Similarly, in a capitalist economic system, each actor operates independently, with their own goals, seeing no inherent connection or bond between themselves and others. Society as a whole then appears as simply a random collection of self-seeking individuals, a heap, an aggregate with no unity or meaningful connection.

Indeed, one arrives at Thatcher’s famous quote: there is no such thing as society. There are only individuals (and families, in the quote, but since house-bound home-makers are similarly invisible in capitalist ‘civil society’ and in most philosophy, we can ignore that). And the mistaken starting-point in philosophy that I discussed is the metaphysical equivalent: there is no such thing as reality, there are only individual objects.

A consequence of this is solitude. Capitalism as a market economy is the reign of ‘private’ interests and ‘private individuals’. If there is no such thing as society, then there is no meaningful subject of concern, pride, hope, or love beyond oneself and one’s handful of ‘private’ friends. Contrasted with, say, the confidently ‘public’ life of a citizen in democratic Athens, or the loyal member of a grand dynasty, a guild, a secret society, etc, the bourgeois operates within the narrow confines on their own soul.

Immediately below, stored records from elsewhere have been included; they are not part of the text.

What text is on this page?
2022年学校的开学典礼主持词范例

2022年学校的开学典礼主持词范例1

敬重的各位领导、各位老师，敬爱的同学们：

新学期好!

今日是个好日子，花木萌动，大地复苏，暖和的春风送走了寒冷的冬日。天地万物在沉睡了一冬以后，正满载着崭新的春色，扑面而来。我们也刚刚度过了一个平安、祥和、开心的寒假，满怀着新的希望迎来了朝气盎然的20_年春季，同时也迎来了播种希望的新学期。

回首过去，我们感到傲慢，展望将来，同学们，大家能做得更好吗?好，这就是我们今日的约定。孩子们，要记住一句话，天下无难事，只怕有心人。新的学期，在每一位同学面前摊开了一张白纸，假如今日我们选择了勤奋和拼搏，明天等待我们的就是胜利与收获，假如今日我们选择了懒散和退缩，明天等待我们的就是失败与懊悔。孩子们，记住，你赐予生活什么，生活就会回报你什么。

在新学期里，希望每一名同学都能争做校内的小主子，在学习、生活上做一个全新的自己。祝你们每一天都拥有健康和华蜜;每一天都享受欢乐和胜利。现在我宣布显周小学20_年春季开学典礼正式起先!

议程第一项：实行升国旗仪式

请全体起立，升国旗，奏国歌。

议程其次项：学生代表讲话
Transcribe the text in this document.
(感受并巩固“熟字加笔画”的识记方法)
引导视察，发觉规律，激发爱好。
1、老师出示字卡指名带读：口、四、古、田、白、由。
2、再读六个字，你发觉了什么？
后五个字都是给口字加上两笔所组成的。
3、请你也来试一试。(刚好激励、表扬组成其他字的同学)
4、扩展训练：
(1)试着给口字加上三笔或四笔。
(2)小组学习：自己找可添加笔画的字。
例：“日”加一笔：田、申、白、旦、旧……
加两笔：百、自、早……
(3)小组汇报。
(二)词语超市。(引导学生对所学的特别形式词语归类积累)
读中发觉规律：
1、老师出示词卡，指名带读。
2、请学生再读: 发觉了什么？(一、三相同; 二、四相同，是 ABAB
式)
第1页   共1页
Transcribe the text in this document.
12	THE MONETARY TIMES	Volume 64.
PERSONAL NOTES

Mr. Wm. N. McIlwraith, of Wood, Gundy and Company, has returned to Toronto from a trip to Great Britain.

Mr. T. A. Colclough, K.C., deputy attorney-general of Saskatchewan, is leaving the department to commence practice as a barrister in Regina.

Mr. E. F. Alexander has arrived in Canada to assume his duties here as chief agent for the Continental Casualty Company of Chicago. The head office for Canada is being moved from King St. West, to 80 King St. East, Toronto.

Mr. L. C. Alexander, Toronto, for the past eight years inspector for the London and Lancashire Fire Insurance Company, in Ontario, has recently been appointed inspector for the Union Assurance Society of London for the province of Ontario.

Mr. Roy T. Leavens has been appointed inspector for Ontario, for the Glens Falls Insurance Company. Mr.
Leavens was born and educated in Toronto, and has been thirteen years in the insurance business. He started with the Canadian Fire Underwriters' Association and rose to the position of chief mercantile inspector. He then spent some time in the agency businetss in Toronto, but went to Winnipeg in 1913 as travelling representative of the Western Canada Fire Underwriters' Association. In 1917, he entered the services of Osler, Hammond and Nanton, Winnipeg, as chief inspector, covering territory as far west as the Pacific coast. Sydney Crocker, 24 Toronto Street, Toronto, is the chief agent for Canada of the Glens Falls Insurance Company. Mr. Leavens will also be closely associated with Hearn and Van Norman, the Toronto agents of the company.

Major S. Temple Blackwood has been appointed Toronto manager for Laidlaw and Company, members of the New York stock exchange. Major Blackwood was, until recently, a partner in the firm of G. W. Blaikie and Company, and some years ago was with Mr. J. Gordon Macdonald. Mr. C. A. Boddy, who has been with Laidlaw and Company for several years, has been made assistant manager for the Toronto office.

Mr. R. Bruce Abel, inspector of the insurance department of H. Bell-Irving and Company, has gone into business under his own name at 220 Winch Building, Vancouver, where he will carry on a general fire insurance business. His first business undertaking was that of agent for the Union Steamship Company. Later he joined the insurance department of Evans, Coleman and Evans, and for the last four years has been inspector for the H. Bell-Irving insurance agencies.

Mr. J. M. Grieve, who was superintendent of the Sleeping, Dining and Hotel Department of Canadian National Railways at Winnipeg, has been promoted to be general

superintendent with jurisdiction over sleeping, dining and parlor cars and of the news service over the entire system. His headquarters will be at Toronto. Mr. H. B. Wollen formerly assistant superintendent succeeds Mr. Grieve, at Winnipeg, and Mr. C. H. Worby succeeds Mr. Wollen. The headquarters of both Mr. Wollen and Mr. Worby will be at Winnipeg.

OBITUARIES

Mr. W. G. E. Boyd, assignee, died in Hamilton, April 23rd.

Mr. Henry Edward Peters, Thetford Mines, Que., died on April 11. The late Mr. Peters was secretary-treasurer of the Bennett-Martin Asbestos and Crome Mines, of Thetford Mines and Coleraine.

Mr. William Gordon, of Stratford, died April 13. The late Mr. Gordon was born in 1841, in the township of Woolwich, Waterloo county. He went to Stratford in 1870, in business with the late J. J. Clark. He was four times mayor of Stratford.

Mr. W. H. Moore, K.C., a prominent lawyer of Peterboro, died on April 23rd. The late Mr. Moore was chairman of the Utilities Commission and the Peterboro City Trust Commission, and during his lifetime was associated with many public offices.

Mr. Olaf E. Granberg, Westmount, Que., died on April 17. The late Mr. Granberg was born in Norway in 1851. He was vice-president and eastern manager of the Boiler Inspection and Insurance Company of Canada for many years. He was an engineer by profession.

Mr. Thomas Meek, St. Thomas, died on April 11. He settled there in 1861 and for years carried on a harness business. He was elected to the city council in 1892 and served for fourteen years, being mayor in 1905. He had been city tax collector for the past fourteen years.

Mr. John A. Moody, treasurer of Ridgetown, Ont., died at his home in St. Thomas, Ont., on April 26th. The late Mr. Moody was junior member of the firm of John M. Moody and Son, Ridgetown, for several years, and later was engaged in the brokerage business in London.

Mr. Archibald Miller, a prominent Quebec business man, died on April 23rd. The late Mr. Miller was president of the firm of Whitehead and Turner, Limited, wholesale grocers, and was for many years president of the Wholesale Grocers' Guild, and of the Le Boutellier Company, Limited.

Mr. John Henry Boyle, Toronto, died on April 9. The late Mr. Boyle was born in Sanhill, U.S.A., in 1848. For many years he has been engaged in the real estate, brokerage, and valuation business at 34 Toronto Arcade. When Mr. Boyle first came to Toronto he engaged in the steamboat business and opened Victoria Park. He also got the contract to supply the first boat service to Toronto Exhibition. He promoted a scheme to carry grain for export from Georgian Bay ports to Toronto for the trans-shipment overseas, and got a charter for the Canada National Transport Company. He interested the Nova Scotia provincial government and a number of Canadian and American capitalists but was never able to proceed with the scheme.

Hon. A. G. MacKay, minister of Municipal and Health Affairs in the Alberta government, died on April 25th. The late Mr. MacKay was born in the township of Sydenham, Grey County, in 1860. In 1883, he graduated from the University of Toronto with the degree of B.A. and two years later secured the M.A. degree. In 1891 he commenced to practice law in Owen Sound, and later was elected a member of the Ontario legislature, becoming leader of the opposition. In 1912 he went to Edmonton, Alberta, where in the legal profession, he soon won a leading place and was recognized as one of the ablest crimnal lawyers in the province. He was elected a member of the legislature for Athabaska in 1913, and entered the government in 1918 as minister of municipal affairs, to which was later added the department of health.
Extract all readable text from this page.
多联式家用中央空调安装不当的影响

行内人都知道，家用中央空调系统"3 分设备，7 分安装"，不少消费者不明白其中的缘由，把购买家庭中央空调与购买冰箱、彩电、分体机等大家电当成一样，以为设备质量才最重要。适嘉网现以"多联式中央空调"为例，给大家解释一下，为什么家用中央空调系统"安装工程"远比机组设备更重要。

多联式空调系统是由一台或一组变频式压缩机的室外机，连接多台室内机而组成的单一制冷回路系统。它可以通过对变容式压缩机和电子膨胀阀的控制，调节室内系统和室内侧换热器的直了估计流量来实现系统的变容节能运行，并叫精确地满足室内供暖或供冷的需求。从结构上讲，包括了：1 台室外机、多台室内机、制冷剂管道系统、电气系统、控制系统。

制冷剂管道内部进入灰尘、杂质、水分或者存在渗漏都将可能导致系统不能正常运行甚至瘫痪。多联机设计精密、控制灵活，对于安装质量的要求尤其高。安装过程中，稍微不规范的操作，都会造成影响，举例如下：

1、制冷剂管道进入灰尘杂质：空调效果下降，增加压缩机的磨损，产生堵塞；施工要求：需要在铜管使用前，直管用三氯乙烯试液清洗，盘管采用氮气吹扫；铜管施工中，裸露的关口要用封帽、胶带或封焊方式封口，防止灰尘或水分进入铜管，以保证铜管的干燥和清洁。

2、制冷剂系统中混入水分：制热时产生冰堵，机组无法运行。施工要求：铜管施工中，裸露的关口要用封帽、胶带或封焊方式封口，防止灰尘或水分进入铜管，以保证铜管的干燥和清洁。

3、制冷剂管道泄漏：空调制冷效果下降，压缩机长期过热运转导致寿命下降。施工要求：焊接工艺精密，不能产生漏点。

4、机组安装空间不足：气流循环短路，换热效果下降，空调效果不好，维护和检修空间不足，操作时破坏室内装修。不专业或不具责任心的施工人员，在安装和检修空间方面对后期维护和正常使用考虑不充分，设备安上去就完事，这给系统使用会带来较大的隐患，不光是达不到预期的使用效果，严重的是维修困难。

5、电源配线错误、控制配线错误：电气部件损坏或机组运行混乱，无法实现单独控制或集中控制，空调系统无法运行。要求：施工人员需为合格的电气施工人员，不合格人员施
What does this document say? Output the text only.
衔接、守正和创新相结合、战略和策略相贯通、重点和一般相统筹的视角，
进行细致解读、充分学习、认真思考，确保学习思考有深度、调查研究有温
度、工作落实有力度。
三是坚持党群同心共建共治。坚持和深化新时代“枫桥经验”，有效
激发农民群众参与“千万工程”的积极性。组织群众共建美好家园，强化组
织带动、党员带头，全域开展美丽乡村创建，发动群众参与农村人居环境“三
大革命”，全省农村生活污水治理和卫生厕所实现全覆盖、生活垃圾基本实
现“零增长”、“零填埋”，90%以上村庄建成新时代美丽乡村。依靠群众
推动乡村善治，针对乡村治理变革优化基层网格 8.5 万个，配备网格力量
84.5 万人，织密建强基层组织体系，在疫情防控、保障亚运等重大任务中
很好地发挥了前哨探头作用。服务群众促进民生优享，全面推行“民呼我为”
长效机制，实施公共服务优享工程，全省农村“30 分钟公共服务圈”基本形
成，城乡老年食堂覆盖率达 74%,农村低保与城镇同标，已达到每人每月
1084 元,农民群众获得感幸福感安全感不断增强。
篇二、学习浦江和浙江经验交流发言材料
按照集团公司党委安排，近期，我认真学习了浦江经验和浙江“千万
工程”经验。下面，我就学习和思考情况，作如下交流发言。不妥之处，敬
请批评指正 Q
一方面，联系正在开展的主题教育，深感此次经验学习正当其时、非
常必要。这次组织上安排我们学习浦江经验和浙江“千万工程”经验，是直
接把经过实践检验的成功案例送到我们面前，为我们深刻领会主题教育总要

It isn’t hard to see how this parallels the fear of solipsism in philosophy, the worry that just as the absence of a community beyond self interest prevents us from emotionally ‘getting outside our own heads’, so the absence of a world beyond discrete objects prevents us from cognitively ‘getting outside our own heads’.

In both cases, we could express this in a contradiction: socially, capitalism promotes a sort of self-interest that undermines the foundations for social cohesion – and yet social cohesion remains necessary, because without legitimacy and state force, property rights cease to be respected and the market vanishes. Philosophically, the very processes of thought and reason which are supposed to let us know the truth about reality threaten to abolish our knowledge of it.

I should stress, the aim of this parallel-drawing is not to substitute political critique for philosophical critique – it is merely to pick off where philosophical critique leaves off, to fill in the ‘logical gaps’ that philosophical crtique uncovers. By looking outside of philosophy itself, we see how these systematic errors reflect the systematic traits of society, and how the contradictions of capitalism infect even speculative philosophy.